In un recente contributo Bonino, Cattelino e Ciariano (2003) esaminano alcune funzioni strettamente legate alla crescita dell’adolescente che possono essere facilitate dall’uso di alcol. Il bere è stato associato in particolar modo al bisogno di sentirsi adulto, di acquisire e affermare l’autonomia, di trasgredire e superare i limiti, di fuggire dalla realtà. A conferma di quanto appena riportato, Baiocco, D’Alessio e Laghi (2008) analizzano i motivi che spingono i giovani bevitori a bere. Dapprima vi è una sorta di idealizzazione dell’alcol, come se fosse attraente, successivamente anelano i momenti in cui poterlo fare, perché, in un certo senso, ne soddisfano i bisogni personali. E’ come se, secondo i bevitori, il bere migliori l’immagine di Sé, la regolazione emotiva, in quanto si possono smussare aspetti relativi alla gestione delle emozioni -l’essere di umore negativo contrapposto all’essere apparentemente spensierato, allegro- e lo stile di vita ( il bere come rituale di passaggio all’età adulta).

 

Il rischio per chi beve senza controllo è quello di considerare l’alcol un oggetto transizionale

 

Terminato l’effetto il risultato è inevitabilmente tendente al depressivo, portatore di sconforto, solitudine e nei casi più gravi di alienazione. Allora cosa occorre fare per riprendere tono? Ritornare a bere. In questo modo si rischia di entrare in un loop e reiterare quotidianamente lo scenario appena descritto, considerando che il bevitore, inserito in questo schema, ormai è soggetto ad una dipendenza fisica e psicologia. Nel momento in cui il soggetto è in astinenza dal bere si manifesta il craving fisico e psicologico (Federico, in Baiocco et al., 2008). Il craving fisico è evidente nel heavy drinker che decide (o lo inducono a farlo) di smettere di bere; il risultato è la manifestazione di una serie di sintomi tra cui: nausea, sudorazione agitazione, tremori, (e così via).
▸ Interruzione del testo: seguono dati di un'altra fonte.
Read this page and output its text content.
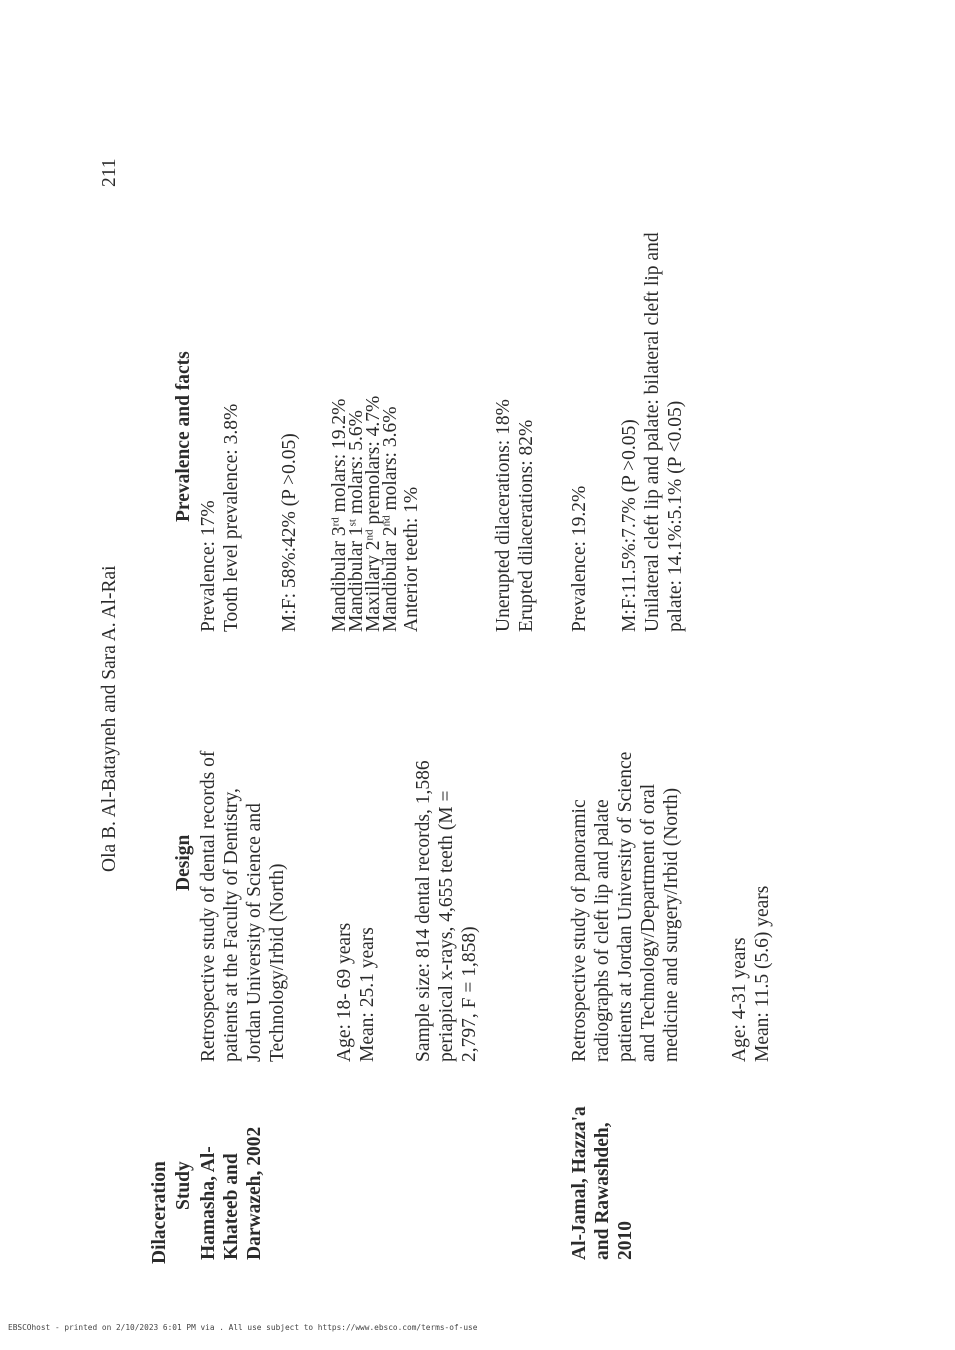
211
Ola B. Al-Batayneh and Sara A. Al-Rai
Dilaceration Study
Design
Prevalence and facts
Hamasha, Al- Khateeb and Darwazeh, 2002
Retrospective study of dental records of patients at the Faculty of Dentistry, Jordan University of Science and Technology/Irbid (North) Age: 18- 69 years Mean: 25.1 years Sample size: 814 dental records, 1,586 periapical x-rays, 4,655 teeth (M = 2,797, F = 1,858)
Prevalence: 17% Tooth level prevalence: 3.8% M:F: 58%:42% (P >0.05) Mandibular 3rd molars: 19.2%
Mandibular 1st molars: 5.6%
Maxillary 2nd premolars: 4.7%
Mandibular 2nd molars: 3.6%
Anterior teeth: 1%	Unerupted dilacerations: 18% Erupted dilacerations: 82%
Al-Jamal, Hazza'a and Rawashdeh, 2010
Retrospective study of panoramic radiographs of cleft lip and palate patients at Jordan University of Science and Technology/Department of oral medicine and surgery/Irbid (North) Age: 4-31 years Mean: 11.5 (5.6) years
Prevalence: 19.2% M:F:11.5%:7.7% (P >0.05) Unilateral cleft lip and palate: bilateral cleft lip and palate: 14.1%:5.1% (P <0.05)
EBSCOhost - printed on 2/10/2023 6:01 PM via . All use subject to https://www.ebsco.com/terms-of-use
Il craving psicologico in molti casi riporta il soggetto a ritornare a bere, visto che l’euforia o il rilassamento, il forte senso di sé, tipico di chi beve, rappresentano forti richiami, soprattutto in chi non ha costruito una sufficiente coesione d’identità. E il non bere può portare alla manifestazione di stiti depressivi, disforia, ansia generalizzata. Da non sottovalutare sono anche gli effetti sulla memoria.

 

Senza entrare nel merito dei danni cerebrali determinati dall’alcol, tra cui il mal funzionamento dell’ippocampo (White, 2003) e dei lobri fontali (Ranganath, et al., 2003), si ricorda che il forte bevitore è anche soggetto ad amnesia anterograda, cioè il non ricordare gli accadimenti avvenuti durante l’abbuffata di alcol; in questo stato è facile che il bevitore assuma comportamenti incontrollati, di cui ne sono esempio le violenze in ambito familiare. Da un punto di vista statistico un adolescente che beve tanto ha maggiori probabilità di diventare alcolista da adulto, di assumere stupefacenti, di condurre una vita sessuale promiscua, così come di guidare in stato di ebbrezza e essere violento, divenendo così un pericolo per gli altri.
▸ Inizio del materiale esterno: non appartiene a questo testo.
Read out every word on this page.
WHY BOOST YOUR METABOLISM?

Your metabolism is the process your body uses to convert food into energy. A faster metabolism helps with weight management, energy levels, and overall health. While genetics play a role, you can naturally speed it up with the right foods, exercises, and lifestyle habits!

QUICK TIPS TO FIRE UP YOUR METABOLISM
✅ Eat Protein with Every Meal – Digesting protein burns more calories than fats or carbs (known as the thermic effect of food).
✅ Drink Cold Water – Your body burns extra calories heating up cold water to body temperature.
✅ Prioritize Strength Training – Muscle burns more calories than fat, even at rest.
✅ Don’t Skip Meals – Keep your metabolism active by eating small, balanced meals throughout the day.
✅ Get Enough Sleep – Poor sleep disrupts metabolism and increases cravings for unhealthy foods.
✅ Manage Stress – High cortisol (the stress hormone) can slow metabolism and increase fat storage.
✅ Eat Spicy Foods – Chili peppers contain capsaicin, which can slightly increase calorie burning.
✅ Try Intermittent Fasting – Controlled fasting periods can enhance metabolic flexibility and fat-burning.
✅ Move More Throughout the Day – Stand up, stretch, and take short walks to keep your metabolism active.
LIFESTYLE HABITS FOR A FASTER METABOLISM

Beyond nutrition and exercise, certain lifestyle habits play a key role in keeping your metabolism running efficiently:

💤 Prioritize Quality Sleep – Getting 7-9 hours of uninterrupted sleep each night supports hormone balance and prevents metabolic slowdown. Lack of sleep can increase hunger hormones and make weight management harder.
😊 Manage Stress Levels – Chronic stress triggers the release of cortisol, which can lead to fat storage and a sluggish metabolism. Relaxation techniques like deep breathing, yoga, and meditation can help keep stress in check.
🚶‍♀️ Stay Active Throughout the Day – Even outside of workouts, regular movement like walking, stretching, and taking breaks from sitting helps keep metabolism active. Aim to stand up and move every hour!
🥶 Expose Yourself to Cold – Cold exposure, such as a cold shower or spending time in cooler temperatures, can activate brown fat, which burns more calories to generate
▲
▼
Detto in altri termini niente di così edificante che valga la pena perseguire verso tale direzione.

 

Se prendiamo in considerazione tutti gli aspetti appena menzionati, le possibilità di risoluzione positiva, ovvero di uscirne fuori, sono decisamente minime; occorre un’azione di sistema che aiuti l’adolescente o il giovane adulto, in generale, a far un percorso preventivo, di conoscenza approfondita dei pericoli nel portare avanti una vita priva di regole e di comportamenti appropriati; e nel caso dei forti bevitori di cominciare contemporeanamente un percorso di disintossicazione e di costruzione di un’immagine di sé più positiva supportata da un’adeguata psicoterapia.

 

Una pronta informazione, che parta dalla Scuola e giunga ai Ragazzi, passando per le Famiglie, permetterebbe di alzare un fronte unito a contenimento di questo fenomeno sempre più crescente. In merito a quanto affermato i medici dell’Ospedale “Bambin Gesù” di Roma recentemente hanno realizzato un decalogo per i genitori sui pericoli dell’alcol, e uno per ragazzi. Le guide possono essere facilmente scaricate on line dal sito del Centro Nazionale di Epidemiologia, Sorveglianza e Promozione della Salute (EpiCentro) dell’Istituto Superiore di Sanità.